Having a glimpse of co-workers’ children in the background during Zoom meetings, or otherwise getting a sense of their home life, creates bonds that were harder to establish when working in an office, she believes. Such bonds help cement the culture that Kaplan described when Flores was interviewing.

“He said, I’m a big believer in both personal and professional successes,” Flores said. “I think that’s the culture he’s creating.”

And as a single mother of an 8-year-old son, she also has appreciated the flexibility that remote working enables.

Her typical routine is to start the work day a little before 8 a.m., take a break around 1 p.m. to situate her son with his daily online learning and support him in that, and then work through the afternoon. Not having to commute adds to her productive time.

Cutting out the commute and other aspects of remote working should make jobs at Solera more accessible to a wider, more diverse pool of applicants, Flores believes. But she is also sensitive to the fact that not every potential employee is on a level playing field when it comes to working from home. Only people who have a comfortable space in their home, with the right internet access, tech hardware and other tools, can succeed.
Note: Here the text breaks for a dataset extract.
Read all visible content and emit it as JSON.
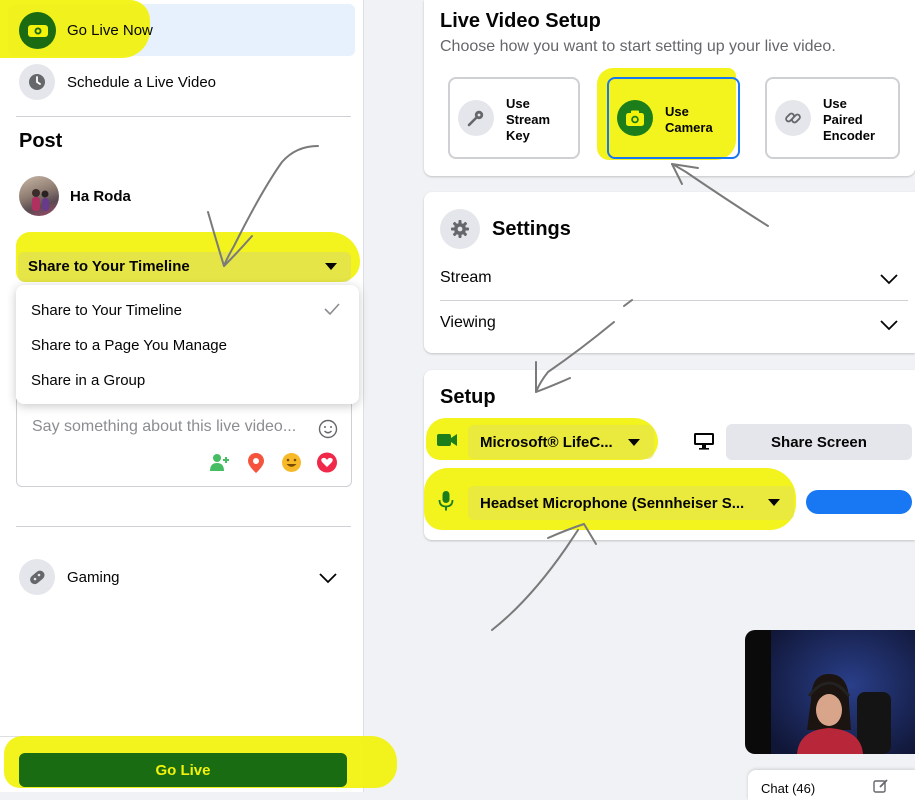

To that end, Solera is committed to supporting workers in this new environment. That means asking employees if they have all the tools they need to work from home, and what pain points they may be experiencing — and having a culture in which they feel comfortable answering those questions honestly, Flores said.

“If they need a backdrop to wall off a private area of their home … if they need two monitors, if they need a printer, if they need the correct chair, I think those are the basics that, as a good employer, we need to provide for our employees,” she said.

And while she understands that creating a virtual corporate office may not be possible or desirable for every company — whether in senior living or other industries — Flores does expect that it will become more commonplace due to the benefits in efficiency and productivity, cost savings and access to talent.

“I think more employers are seeing that right now,” she said.